The attached OM.png and Dymola.png show variable IPu as obtained using the models ScTT and ScTT1 from the enclosed Test.mo. Note that they require PowerGrids library.

The two results should be identical since ScTT1 just adds some sensors to ScTT.
The Dymola's results are indeed identical.
The OM results are quite different, and the one from ScTT1 is badly wrong:

• the value during the first 100 ms is totally different (and invalid)
• the short circuit current (immediately after 100 ms) is too low
• the current, after an initial reduction after the short circuit occurring at 200ms, rises again: it should continuously reduce

[casella]

Fixed Test.mo to actually use the embedded Support package.

[casella]

@ceraolo, I suspect that the two examples converge to different solutions of the same problem, one with high voltage and low current, the other with low voltage and high current. ScTT starts with the generator voltage at 0.18 p.u., which is most likely not the solution you are seeking.

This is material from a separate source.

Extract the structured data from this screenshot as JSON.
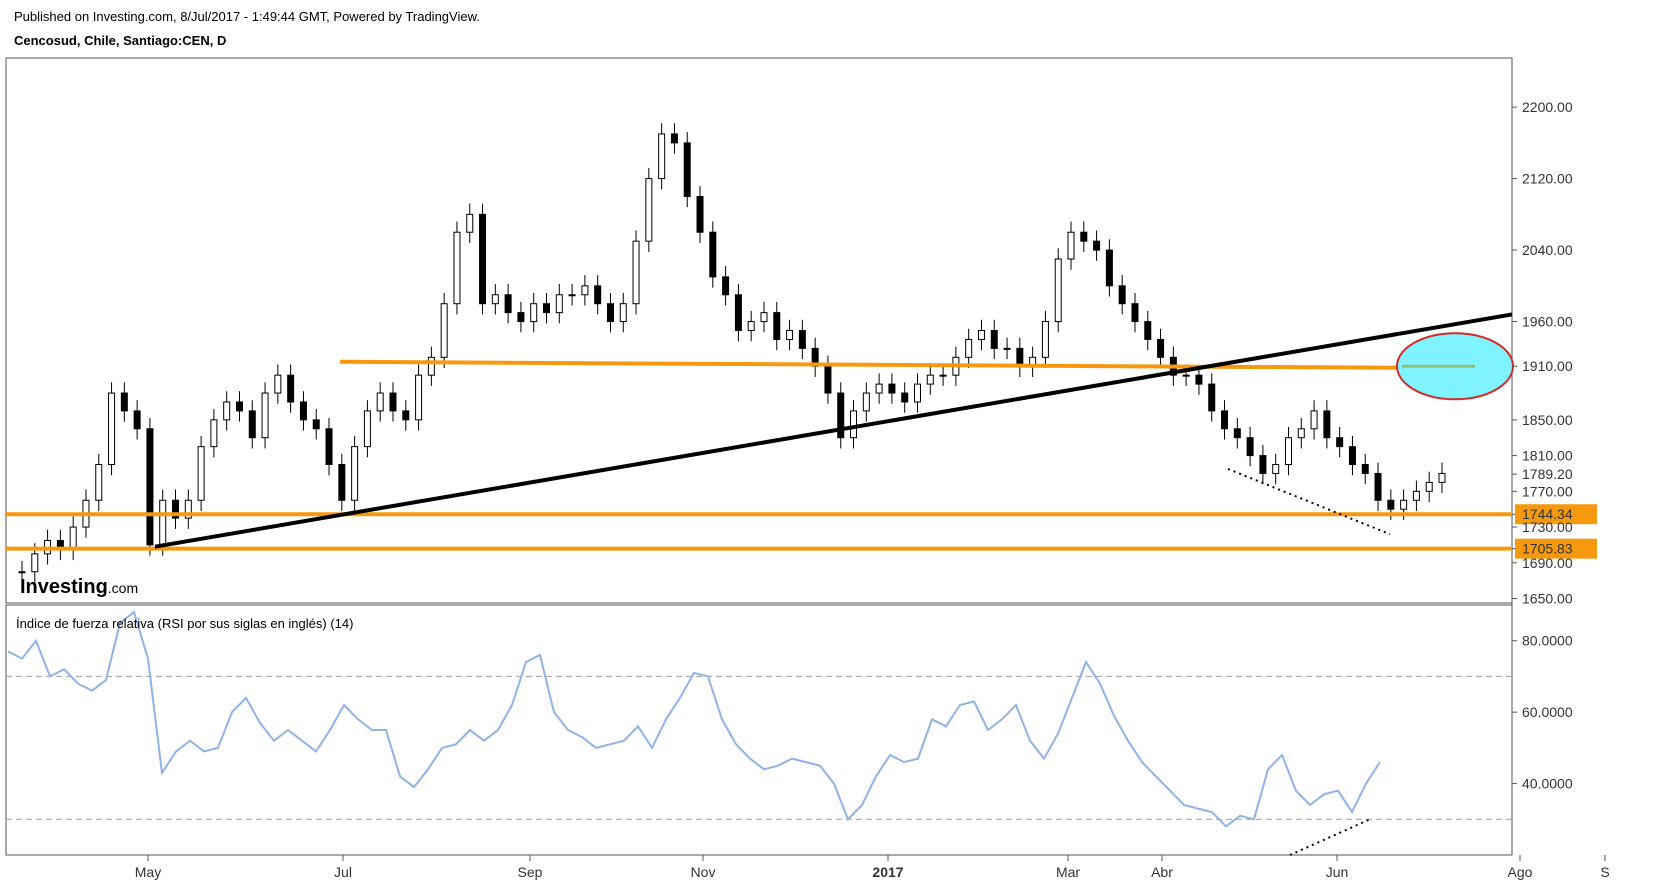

The model is a bit messed up from the point of view of initialization: bus is on the medium-voltage side, but it has UNom = 380 kV and UStart = 1.05 times that. Conversely, NTHV is on the high-voltage side, but has UNom = 21 kV.

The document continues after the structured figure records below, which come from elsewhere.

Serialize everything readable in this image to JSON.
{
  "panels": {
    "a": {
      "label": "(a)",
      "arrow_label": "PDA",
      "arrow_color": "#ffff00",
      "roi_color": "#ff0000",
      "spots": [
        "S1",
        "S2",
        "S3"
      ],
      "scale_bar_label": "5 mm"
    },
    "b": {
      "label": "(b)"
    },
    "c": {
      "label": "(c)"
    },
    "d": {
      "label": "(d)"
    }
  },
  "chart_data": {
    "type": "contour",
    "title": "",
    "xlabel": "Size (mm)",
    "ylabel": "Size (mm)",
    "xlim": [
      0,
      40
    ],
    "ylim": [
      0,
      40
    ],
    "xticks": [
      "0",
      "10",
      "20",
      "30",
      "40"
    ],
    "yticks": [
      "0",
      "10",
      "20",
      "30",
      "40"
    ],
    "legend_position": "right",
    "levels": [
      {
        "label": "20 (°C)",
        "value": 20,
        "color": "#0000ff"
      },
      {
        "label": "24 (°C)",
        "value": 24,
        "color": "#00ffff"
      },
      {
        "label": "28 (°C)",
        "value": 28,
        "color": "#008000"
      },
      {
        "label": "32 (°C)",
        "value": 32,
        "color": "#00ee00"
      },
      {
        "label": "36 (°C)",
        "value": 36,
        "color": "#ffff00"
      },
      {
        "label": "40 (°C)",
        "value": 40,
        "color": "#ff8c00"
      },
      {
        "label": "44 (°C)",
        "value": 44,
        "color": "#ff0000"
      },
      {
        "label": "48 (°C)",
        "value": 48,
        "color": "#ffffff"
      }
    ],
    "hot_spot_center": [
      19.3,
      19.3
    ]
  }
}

I would suggest you to set nominal and start values properly, possibly by first running a power-flow model as suggested in the User's Guide and using the results to set the proper start values for all components. Then, you will most likely get the same results with both models also in OpenModelica.

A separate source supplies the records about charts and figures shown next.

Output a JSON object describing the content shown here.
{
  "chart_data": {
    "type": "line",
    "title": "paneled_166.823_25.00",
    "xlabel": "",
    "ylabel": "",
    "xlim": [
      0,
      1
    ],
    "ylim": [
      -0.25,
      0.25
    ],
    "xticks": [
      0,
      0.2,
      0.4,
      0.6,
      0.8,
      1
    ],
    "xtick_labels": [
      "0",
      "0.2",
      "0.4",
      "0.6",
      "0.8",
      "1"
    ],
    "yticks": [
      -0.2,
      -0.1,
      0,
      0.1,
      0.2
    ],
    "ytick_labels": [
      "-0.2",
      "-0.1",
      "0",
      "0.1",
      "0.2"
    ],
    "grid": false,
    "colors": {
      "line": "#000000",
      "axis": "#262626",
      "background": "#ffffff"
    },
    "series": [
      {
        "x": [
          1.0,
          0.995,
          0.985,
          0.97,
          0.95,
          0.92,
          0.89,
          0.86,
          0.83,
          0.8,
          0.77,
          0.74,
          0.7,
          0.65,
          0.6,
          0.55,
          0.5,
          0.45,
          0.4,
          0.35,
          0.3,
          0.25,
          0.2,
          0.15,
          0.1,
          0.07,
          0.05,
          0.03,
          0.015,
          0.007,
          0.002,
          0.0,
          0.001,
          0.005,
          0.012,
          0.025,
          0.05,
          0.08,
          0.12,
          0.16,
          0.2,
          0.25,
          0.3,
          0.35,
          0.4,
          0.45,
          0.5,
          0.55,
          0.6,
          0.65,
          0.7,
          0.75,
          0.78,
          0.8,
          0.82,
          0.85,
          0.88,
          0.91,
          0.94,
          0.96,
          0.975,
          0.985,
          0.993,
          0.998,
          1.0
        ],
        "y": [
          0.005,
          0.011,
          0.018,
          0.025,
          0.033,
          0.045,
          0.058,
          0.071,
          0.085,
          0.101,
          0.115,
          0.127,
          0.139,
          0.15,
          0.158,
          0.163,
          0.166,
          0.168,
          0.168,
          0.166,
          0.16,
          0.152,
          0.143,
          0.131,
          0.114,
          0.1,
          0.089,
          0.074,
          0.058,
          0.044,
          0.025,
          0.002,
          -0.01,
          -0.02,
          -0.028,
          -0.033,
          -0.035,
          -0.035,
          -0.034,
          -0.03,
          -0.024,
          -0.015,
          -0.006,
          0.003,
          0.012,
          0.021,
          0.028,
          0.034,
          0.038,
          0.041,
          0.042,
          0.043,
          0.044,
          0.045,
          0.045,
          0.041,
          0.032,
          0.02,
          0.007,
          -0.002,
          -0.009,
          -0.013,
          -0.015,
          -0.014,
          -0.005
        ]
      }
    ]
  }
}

BTW, we could probably add some asserts the machine and load models that warn you if the initial voltage values are below 0.5 p.u., because that is most likely not a valid solution. What do you think?

[ceraolo]

Well, maybe it was not a good idea to combine different issues in the same ticket.
I'm going to close this one and open a new one on initialisation only.

Just a comment here:
The system up to 0.1s is linear, and therefore can have only one equilibrium point. Models ScTT and sScTT1 mathematically describe the same system since they differ only for sensors; therefore they cannot stay stably ad different points during the whole 0-0.1s period, whatever data we put as start values.

[casella]

Replying to ceraolo:

Well, maybe it was not a good idea to combine different issues in the same ticket.
I'm going to close this one and open a new one on initialisation only.

Just a comment here:
The system up to 0.1s is linear,

It is definitely not. Please run it with the transformational debugger. You will see there are several nonlinear equations in the intialization phase, including a system with 25 unknowns and three tearing variables, namely the generator angle, direct current and quadrature current.

The reason is that the default initialization option (Global steady state, fixed set points) computes the system-wide steady-state, thus including all the nonlinear machine equations.